Intan, siswa SMP, itu memendam keinginan untuk punya gawai sendiri. Keinginan ini pernah disampaikan kepada mamanya. ’Tapi mama diam bae.’
Enggan berutang
Di belakang Stasiun Karet, Jakarta, pemulung Efendi (67) sedang memiuh botol minuman plastik. Dia dapat 2 kg hari ini, hasil pilinan botol Efendi. ”Saya setiap hari memulung di sekitar Bendungan Hilir sampai Kebayoran,” katanya.
Ayah empat anak ini menjadi pemulung sejak Covid-19 melanda Indonesia. Sebelumnya, dia adalah juru parkir liar di Jalan Blora, Jakarta.

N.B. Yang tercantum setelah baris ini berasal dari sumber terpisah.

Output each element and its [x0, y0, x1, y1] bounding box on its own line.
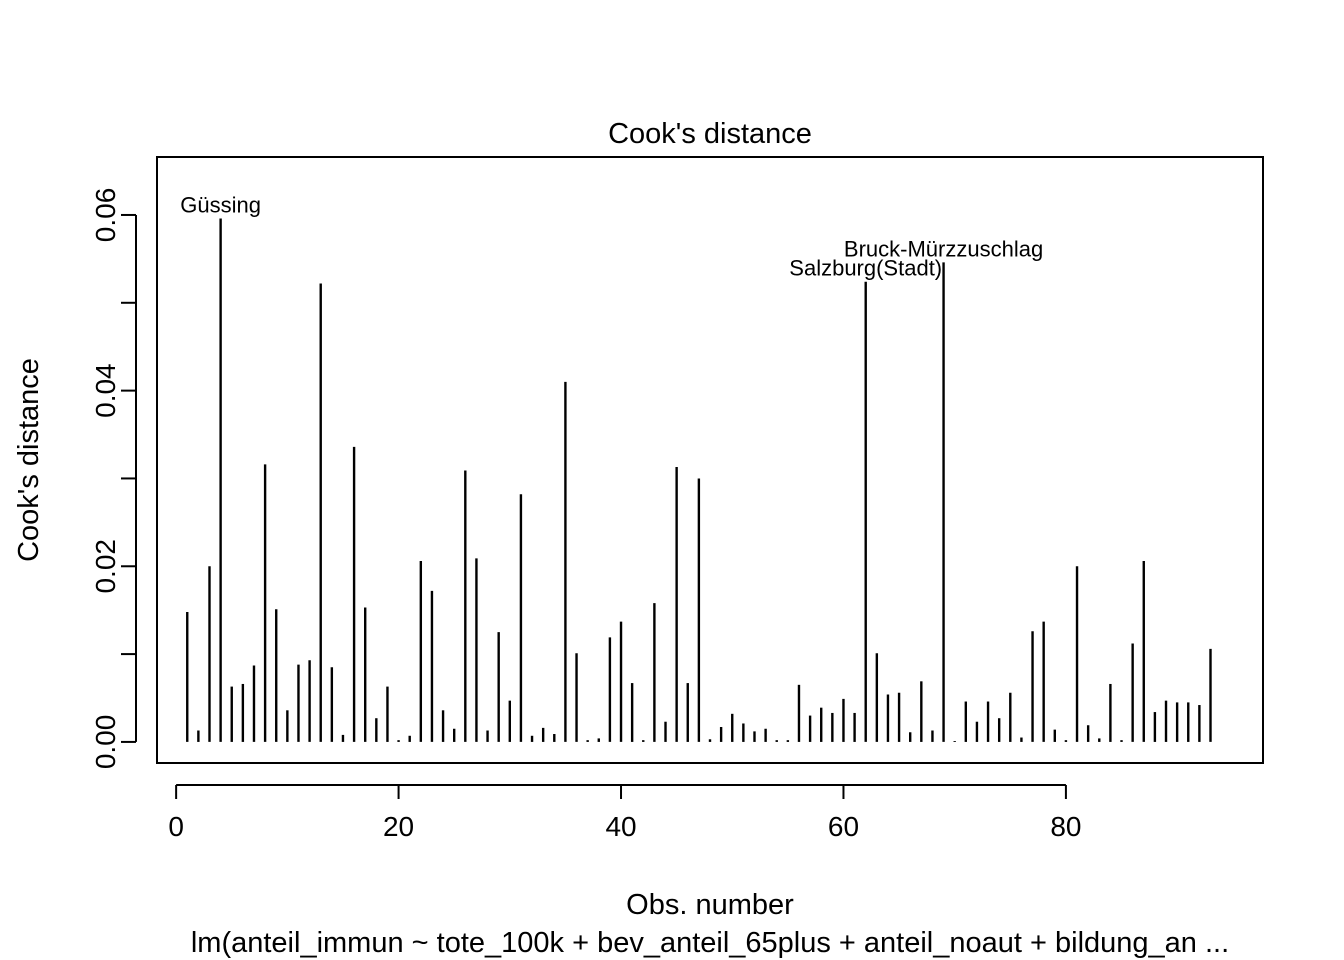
y-tick-label-0.00: 0.00	[90, 715, 121, 770]
y-tick-label-0.04: 0.04	[90, 363, 121, 418]
y-tick-label-0.06: 0.06	[90, 188, 121, 243]
y-axis: 0.00 0.02 0.04 0.06	[90, 188, 137, 770]
bar-series	[186, 218, 1212, 742]
x-tick-label-0: 0	[168, 811, 184, 842]
model-formula-subtitle: lm(anteil_immun ~ tote_100k + bev_anteil…	[191, 927, 1229, 959]
point-labels: Güssing Salzburg(Stadt)Bruck-Mürzzuschlag	[180, 192, 1043, 280]
x-tick-label-80: 80	[1050, 811, 1081, 842]
point-label-0: Güssing	[180, 192, 261, 217]
point-label-1: Salzburg(Stadt)	[789, 256, 942, 281]
y-axis-title: Cook's distance	[13, 358, 45, 562]
x-tick-label-40: 40	[605, 811, 636, 842]
x-tick-label-20: 20	[383, 811, 414, 842]
x-tick-label-60: 60	[828, 811, 859, 842]
x-axis: 0 20 40 60 80	[168, 784, 1081, 842]
chart-title: Cook's distance	[608, 118, 812, 150]
plot-frame	[156, 156, 1264, 764]
x-axis-title: Obs. number	[626, 889, 794, 921]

Profesi yang sudah dijalani selama 30 tahun terpaksa ditinggalkan karena petugas dinas perhubungan sering razia.
Dia menimbang hasil memulung setiap empat hari. Dia rerata mendapat Rp 130.000. Penghasilan itu tak cukup. Sebab, kebutuhannya setiap hari sekitar Rp 50.000.
Sebagai pemulung lepas, dia tak bisa berutang kepada pemilik lapak. Kepercayaan antara mereka belum terbangun. Di sisi lain, ia juga enggan minta tolong ke teman-teman sesama pemulung. ”Kalau minta rokok okelah. Tapi minta makan? Malu saya. Makanya kalau tidak ada sama sekali, saya tahan saja. Saya pernah seharian tak makan dan masih hidup sampai sekarang,” kisahnya.
Sebetulnya, Efendi punya istri yang tinggal di Menteng Atas, sebuah kawasan padat penduduk dan kumuh di Jakarta Pusat. Namun, hubungannya dengan istri sedang renggang. Mereka sudah tak bertegur sapa sejak tiga tahun terakhir. Ditanya alasan meninggalkan rumah, Efendi menjawab, ”Piring saja yang keras bisa retak, apalagi rumah tangga,” ujarnya.